The Gen3 Butler currently uses the string name of a DatasetType as a repository-wide unique identifier for it; a calexp, raw, or deepCoadd means exactly the same thing for all instruments, collections, and users.
This consistency is convenient most of the time, but deeply problematic in some important cases:
- In a many-user repository, two users that are otherwise completely unaware of each can experience a conflict over a dataset type name that only they use.
- We cannot change a DatasetType from one Python type to a newer one without migrating data repositories (and in doing so, breaking the ability for older code to read older datasets), even if we make sure the new and old types are compatible from a code perspective. This problem is already blocking the implementation of
- We cannot change the dimensions associated with a DatasetType without similar problems, even DatasetTypes that represent processing intermediates rather than public data products.
Much of the discussion about resolving this has involved the idea of "per-collection DatasetTypes", but I think that'd be a step much too far: a lot of the power of our current DatasetType concept is that it is cross-collection, and hence can be used to make meaningful comparisons across different processing runs.
A better solution is to make DatasetType names non-unique in the repository but unique within any collection (with the possible exception of CHAINED collections; more on that later); one DatasetType would typically still be used in many, many collections, and while a different DatasetType with the same name could exist in the same repository, it could only be used in completely different sets of collections.

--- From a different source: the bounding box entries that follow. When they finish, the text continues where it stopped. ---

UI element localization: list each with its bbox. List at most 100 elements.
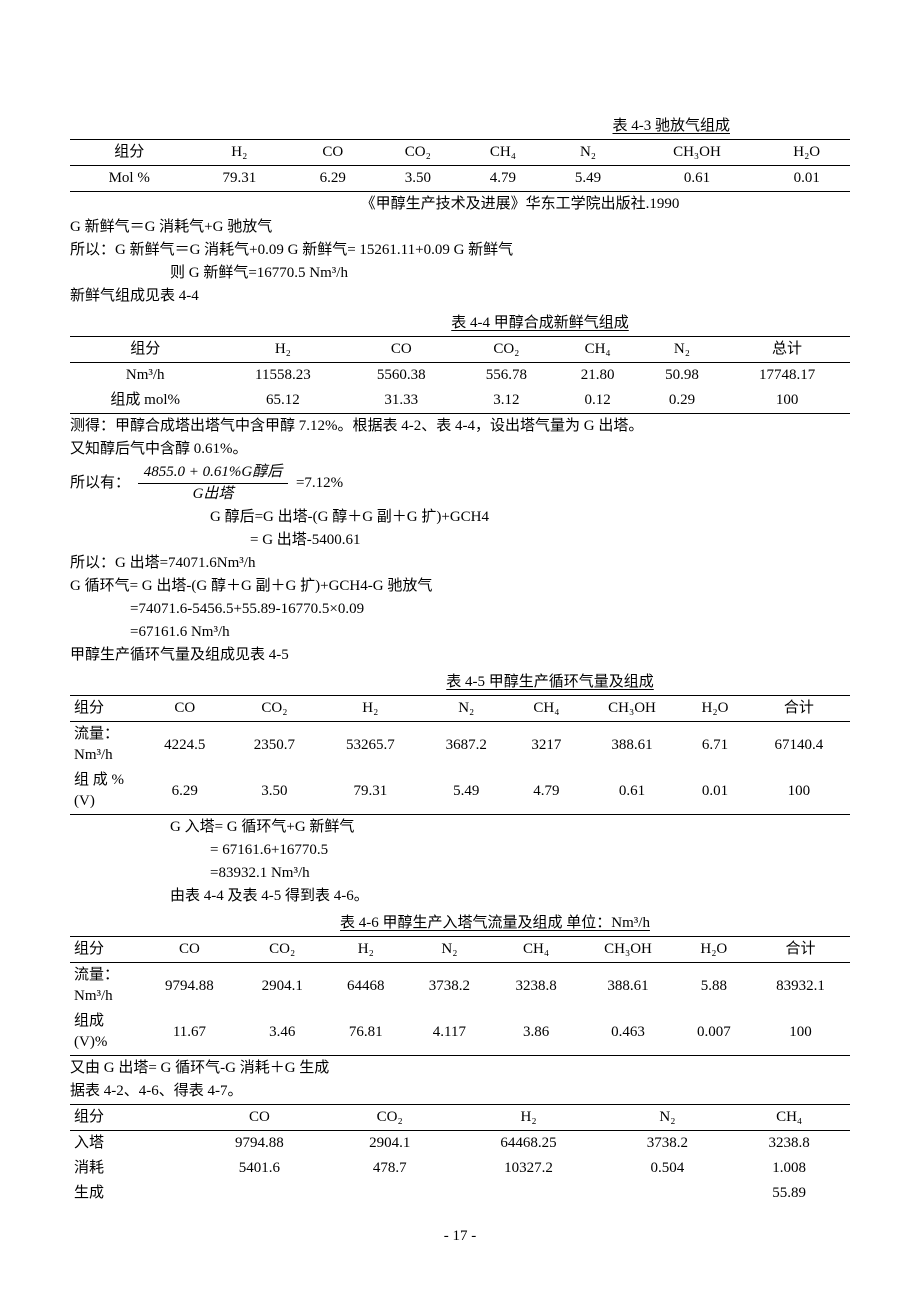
col-hdr: CO: [190, 1105, 329, 1131]
cell: 11.67: [140, 1009, 239, 1056]
cell: [190, 1181, 329, 1206]
col-hdr: CH₄: [493, 937, 580, 963]
cell: 10327.2: [451, 1156, 607, 1181]
cell: 5.49: [545, 166, 630, 192]
cell: 6.71: [682, 722, 747, 769]
col-hdr: H₂O: [763, 140, 850, 166]
row-label: 入塔: [70, 1131, 190, 1157]
col-hdr: CO₂: [230, 696, 320, 722]
cell: 31.33: [345, 388, 457, 414]
cell: 0.007: [677, 1009, 751, 1056]
cell: 50.98: [640, 363, 724, 389]
row-label: 消耗: [70, 1156, 190, 1181]
cell: 55.89: [728, 1181, 850, 1206]
cell: 5.88: [677, 963, 751, 1010]
table-4-3: 组分 H₂ CO CO₂ CH₄ N₂ CH₃OH H₂O Mol % 79.3…: [70, 139, 850, 192]
text-line: 新鲜气组成见表 4-4: [70, 286, 850, 307]
cell: 21.80: [555, 363, 639, 389]
col-hdr: N₂: [640, 337, 724, 363]
row-label: Mol %: [70, 166, 188, 192]
eq-line: 所以：G 出塔=74071.6Nm³/h: [70, 553, 850, 574]
cell: 9794.88: [190, 1131, 329, 1157]
col-hdr: CO₂: [375, 140, 460, 166]
col-hdr: 组分: [70, 337, 220, 363]
cell: 0.61: [631, 166, 764, 192]
col-hdr: 总计: [724, 337, 850, 363]
cell: 3.12: [457, 388, 555, 414]
col-hdr: CH₃OH: [631, 140, 764, 166]
cell: 3687.2: [421, 722, 511, 769]
cell: 64468: [326, 963, 407, 1010]
table-4-3-title: 表 4-3 驰放气组成: [70, 116, 850, 137]
equation-tail: =7.12%: [296, 475, 343, 491]
table-4-4: 组分 H₂ CO CO₂ CH₄ N₂ 总计 Nm³/h 11558.23 55…: [70, 336, 850, 414]
eq-line: G 入塔= G 循环气+G 新鲜气: [70, 817, 850, 838]
para-line: 测得：甲醇合成塔出塔气中含甲醇 7.12%。根据表 4-2、表 4-4，设出塔气…: [70, 416, 850, 437]
cell: 53265.7: [319, 722, 421, 769]
eq-line: 所以：G 新鲜气＝G 消耗气+0.09 G 新鲜气= 15261.11+0.09…: [70, 240, 850, 261]
cell: 65.12: [220, 388, 345, 414]
cell: 3238.8: [728, 1131, 850, 1157]
col-hdr: H₂O: [682, 696, 747, 722]
cell: 3.86: [493, 1009, 580, 1056]
cell: 3217: [511, 722, 582, 769]
eq-line: G 循环气= G 出塔-(G 醇＋G 副＋G 扩)+GCH4-G 驰放气: [70, 576, 850, 597]
cell: 64468.25: [451, 1131, 607, 1157]
col-hdr: H₂: [319, 696, 421, 722]
col-hdr: 组分: [70, 937, 140, 963]
cell: [607, 1181, 729, 1206]
cell: 556.78: [457, 363, 555, 389]
cell: 0.504: [607, 1156, 729, 1181]
row-label: 流量：Nm³/h: [70, 963, 140, 1010]
col-hdr: 组分: [70, 140, 188, 166]
col-hdr: CH₃OH: [579, 937, 676, 963]
table-4-5-title: 表 4-5 甲醇生产循环气量及组成: [70, 672, 850, 693]
col-hdr: CO₂: [457, 337, 555, 363]
cell: 4224.5: [140, 722, 230, 769]
cell: 67140.4: [748, 722, 850, 769]
table-4-6: 组分 CO CO₂ H₂ N₂ CH₄ CH₃OH H₂O 合计 流量：Nm³/…: [70, 936, 850, 1056]
col-hdr: CO₂: [239, 937, 326, 963]
col-hdr: CO₂: [329, 1105, 451, 1131]
col-hdr: CO: [290, 140, 375, 166]
table-4-6-title: 表 4-6 甲醇生产入塔气流量及组成 单位：Nm³/h: [70, 913, 850, 934]
text-line: 甲醇生产循环气量及组成见表 4-5: [70, 645, 850, 666]
cell: 79.31: [319, 768, 421, 815]
col-hdr: 组分: [70, 696, 140, 722]
para-line: 又知醇后气中含醇 0.61%。: [70, 439, 850, 460]
cell: [451, 1181, 607, 1206]
row-label: Nm³/h: [70, 363, 220, 389]
eq-line: G 新鲜气＝G 消耗气+G 驰放气: [70, 217, 850, 238]
col-hdr: N₂: [545, 140, 630, 166]
table-4-7: 组分 CO CO₂ H₂ N₂ CH₄ 入塔 9794.88 2904.1 64…: [70, 1104, 850, 1206]
eq-line: = G 出塔-5400.61: [70, 530, 850, 551]
col-hdr: CO: [345, 337, 457, 363]
eq-line: = 67161.6+16770.5: [70, 840, 850, 861]
eq-line: G 醇后=G 出塔-(G 醇＋G 副＋G 扩)+GCH4: [70, 507, 850, 528]
col-hdr: N₂: [406, 937, 493, 963]
citation: 《甲醇生产技术及进展》华东工学院出版社.1990: [70, 194, 850, 215]
equation-fraction: 所以有： 4855.0 + 0.61%G醇后 G出塔 =7.12%: [70, 462, 850, 505]
cell: 100: [724, 388, 850, 414]
cell: 4.79: [511, 768, 582, 815]
eq-line: =74071.6-5456.5+55.89-16770.5×0.09: [70, 599, 850, 620]
page-number: - 17 -: [70, 1226, 850, 1247]
cell: 0.61: [582, 768, 683, 815]
fraction: 4855.0 + 0.61%G醇后 G出塔: [138, 462, 288, 505]
cell: 5560.38: [345, 363, 457, 389]
row-label: 生成: [70, 1181, 190, 1206]
col-hdr: 合计: [751, 937, 850, 963]
eq-line: 则 G 新鲜气=16770.5 Nm³/h: [70, 263, 850, 284]
cell: 2350.7: [230, 722, 320, 769]
cell: 3738.2: [406, 963, 493, 1010]
cell: 0.463: [579, 1009, 676, 1056]
col-hdr: CO: [140, 937, 239, 963]
col-hdr: 合计: [748, 696, 850, 722]
cell: 1.008: [728, 1156, 850, 1181]
cell: 6.29: [140, 768, 230, 815]
numerator: 4855.0 + 0.61%G醇后: [138, 462, 288, 484]
cell: 0.01: [763, 166, 850, 192]
text-line: 据表 4-2、4-6、得表 4-7。: [70, 1081, 850, 1102]
eq-line: 又由 G 出塔= G 循环气-G 消耗＋G 生成: [70, 1058, 850, 1079]
cell: 6.29: [290, 166, 375, 192]
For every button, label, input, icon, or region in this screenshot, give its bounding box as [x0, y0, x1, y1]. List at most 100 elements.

This is less disruptive than it might seem, because in almost all contexts where a user wants to resolve a DatasetType name (or wildcard), a list of relevant collections is readily available, either from Butler initialization, the pipetask command line, or arguments passed to Registry methods. We already have (and aggressively fetch) summary tables that record which DatasetTypes are present in each collection, so we can perform those resolutions efficiently. I think we can demand that collections are provided whenever dataset type names are solved without breaking much code; this would be an API change, but I think a relatively minor one.
Problems do arise when this resolution is not unique (i.e. the name resolves to multiple DatasetTypes even in the set of collections known to be in play), and this proposal does rely a bit on these simply being rare in practice. We can use database constraints to ensure that only one definition appears in any particular RUN, TAGGED, or CALIBRATION collection, to avoid mistakes. Avoiding multiple definitions in CHAINED collections or multi-collection search paths is trickier, but I think in at least the vast majority of cases we can get away with making it an error to query a sequence of collections via a DatasetType name that is non-unique within that set; we can tell the user to instead pass a fully-resolved DatasetType object instead, resolving the ambiguity and making it quite difficult for the user to silently get something other than what they expect.
This change will require a butler schema change and migration. It may be possible to allow older code to read migrated repositories, but they should probably be prohibited from writing to them in certain ways (and it may not be worth the effort to support even that). It should be possible to ensure that newer code can read and write to unmigrated older repositories (though again I'm not sure of the effort involved). Because all repositories already use a synthetic integer primary for DatasetType, the migration should be quite straightforward (removal of the unique constraint on the name, addition of a name column and unique constraint to dataset-collection tag tables).